Imaginamos que tudo vai mudar , sararemos brevemente daquela doença, ganharemos mais e mais dinheiro, e viajaremos nas férias, comeremos amanhã, nossos filhos terão melhores escolas, não haverá falta de empregos, poderemos reformar nossas casas, e que tudo estará bem amanhã.
Esperança é o que nos alimenta, nos agasalha o peito humano e nos guarda da morte iminente, por desgosto, descrença ou desamor dos outros.
E quando a vida se parte em milhares de fragmentos, juntamos os cacos, recompomos os dias e seguimos em frente porque somos os esperançosos de sempre.
Diz o velho ditado popular que a esperança é a última que morre. E acreditamos piamente nisso.
A gente até pode envelhecer por fora, esta coisa inexorável que é o tempo, mas por dentro somos todos meninos e meninas e acreditamos que o horizonte é logo ali, depois do rio Paraíba, depois da ponte, depois da colina, em Paris.
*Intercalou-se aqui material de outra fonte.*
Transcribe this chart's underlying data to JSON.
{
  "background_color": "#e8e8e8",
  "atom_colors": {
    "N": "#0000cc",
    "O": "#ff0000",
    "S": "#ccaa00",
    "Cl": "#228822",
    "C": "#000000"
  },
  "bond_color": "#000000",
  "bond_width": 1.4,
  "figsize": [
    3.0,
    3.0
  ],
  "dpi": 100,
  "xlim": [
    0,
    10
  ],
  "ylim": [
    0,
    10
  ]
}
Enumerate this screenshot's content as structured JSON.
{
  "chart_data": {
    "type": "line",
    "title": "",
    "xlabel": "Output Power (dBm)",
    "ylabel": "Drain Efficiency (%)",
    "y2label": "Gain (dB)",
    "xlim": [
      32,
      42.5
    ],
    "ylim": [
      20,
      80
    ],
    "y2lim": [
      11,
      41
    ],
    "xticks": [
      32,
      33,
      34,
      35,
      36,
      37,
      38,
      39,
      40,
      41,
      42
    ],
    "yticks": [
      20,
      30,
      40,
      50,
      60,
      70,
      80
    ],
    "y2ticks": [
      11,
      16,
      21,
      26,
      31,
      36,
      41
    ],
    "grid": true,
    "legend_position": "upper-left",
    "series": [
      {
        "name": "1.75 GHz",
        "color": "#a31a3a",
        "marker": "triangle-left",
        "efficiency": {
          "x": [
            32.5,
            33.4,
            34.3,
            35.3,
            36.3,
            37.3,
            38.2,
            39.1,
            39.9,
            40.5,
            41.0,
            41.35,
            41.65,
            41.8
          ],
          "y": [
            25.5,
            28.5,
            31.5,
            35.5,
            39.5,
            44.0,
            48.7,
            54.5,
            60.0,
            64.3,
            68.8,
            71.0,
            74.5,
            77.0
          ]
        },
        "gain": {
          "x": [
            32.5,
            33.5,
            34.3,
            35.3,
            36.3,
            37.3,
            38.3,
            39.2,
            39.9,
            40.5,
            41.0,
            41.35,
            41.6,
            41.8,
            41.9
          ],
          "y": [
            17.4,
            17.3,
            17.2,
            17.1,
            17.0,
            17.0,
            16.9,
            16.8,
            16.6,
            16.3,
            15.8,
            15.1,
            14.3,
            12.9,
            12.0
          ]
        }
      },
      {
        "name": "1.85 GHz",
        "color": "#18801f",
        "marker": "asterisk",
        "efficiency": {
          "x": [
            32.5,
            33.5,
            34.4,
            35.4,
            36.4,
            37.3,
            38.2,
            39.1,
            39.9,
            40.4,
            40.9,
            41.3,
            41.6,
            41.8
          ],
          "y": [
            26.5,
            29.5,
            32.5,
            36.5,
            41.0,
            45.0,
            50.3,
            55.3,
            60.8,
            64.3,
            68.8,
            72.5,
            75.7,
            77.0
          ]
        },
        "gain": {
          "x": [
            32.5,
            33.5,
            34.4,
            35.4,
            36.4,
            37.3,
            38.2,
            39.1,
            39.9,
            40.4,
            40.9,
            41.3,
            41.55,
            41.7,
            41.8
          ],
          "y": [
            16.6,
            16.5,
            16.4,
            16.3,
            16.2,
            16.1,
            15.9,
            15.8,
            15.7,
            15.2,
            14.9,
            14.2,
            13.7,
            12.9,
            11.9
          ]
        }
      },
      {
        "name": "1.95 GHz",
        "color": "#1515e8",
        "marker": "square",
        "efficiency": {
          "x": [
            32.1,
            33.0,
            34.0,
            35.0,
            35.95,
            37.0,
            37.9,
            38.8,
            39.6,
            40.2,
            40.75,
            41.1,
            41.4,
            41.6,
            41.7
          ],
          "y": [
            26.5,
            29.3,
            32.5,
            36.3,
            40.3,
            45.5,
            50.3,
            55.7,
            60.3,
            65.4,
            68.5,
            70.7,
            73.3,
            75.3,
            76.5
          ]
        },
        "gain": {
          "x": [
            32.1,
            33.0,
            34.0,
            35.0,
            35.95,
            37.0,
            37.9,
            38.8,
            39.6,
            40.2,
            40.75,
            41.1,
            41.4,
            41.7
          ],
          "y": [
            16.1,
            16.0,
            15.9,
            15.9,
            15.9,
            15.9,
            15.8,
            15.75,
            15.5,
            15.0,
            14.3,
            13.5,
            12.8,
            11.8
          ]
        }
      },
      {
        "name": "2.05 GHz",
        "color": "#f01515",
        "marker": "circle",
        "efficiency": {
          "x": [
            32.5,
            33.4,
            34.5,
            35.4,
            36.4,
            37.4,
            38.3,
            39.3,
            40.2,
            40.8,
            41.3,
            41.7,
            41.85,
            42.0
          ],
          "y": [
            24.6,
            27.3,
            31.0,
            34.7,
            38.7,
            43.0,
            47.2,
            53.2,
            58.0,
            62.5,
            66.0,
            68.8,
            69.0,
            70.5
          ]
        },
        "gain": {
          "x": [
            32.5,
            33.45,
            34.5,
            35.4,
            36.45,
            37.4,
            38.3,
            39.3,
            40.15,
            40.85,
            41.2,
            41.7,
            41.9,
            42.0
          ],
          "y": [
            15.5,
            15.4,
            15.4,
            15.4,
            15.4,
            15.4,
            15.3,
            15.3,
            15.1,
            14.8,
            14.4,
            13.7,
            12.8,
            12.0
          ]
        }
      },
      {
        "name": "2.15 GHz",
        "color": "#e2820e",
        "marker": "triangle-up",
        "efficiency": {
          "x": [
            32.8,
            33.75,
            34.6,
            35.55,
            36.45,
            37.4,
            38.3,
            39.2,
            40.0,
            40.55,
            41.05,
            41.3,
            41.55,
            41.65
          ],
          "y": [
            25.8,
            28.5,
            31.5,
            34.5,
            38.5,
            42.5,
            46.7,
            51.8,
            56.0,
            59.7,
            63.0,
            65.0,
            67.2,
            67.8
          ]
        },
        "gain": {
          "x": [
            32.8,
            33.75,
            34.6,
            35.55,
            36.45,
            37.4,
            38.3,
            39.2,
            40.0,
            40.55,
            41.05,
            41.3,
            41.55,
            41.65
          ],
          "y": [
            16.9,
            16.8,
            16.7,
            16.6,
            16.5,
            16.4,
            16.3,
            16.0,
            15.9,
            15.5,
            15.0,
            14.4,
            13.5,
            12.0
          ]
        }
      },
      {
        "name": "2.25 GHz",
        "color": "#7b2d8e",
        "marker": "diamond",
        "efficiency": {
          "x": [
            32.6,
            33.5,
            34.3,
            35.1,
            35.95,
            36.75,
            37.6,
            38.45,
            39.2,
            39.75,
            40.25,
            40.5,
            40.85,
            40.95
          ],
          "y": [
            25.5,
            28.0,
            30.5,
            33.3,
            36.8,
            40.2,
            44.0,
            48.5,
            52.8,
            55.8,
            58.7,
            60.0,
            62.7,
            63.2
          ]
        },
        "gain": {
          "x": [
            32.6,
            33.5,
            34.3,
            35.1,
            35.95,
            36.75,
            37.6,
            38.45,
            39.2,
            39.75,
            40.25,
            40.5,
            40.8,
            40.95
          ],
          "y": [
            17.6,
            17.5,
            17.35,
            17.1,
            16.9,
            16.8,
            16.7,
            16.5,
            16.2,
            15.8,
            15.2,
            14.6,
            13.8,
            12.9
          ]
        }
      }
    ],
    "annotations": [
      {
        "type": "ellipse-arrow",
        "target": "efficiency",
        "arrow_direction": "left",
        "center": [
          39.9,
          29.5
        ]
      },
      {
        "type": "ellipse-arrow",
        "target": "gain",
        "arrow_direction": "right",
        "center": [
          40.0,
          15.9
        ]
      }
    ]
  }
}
Será?
Esperamos todos os dias:poder ver o mar (tão perto!), visitar um amigo querido ( tão longe!), conversar, rir, estar na vida. Quando uma coisa qualquer nos alcança e nos transtorna, lá estamos nós a postos, cheios de esperança: vai passar, vai passar…
E de onde tiramos tanta vontade de estarmos vivos e na luta, de buscarmos a felicidade sem descanso? Da esperança, essa abstração, esse abismo, esse desconhecido de que julgamos possuir a chave para abrir a porta…
É o que nos alimenta nos dias frios e cinzentos, nos dias de céu azul e sol amarelo, quando florescem todas as flores, quando caem as tempestades e as fúrias.
E nutridos por ela, reiniciamos ciclos. Esperança é coisa de que ninguém prescinde . Quando deixamos de ter, paramos de sonhar. E morremos. Nos calamos, não amamos mais. Esperança é como felicidade: ninguém explica. Mas todo mundo conhece, precisa e quer demais.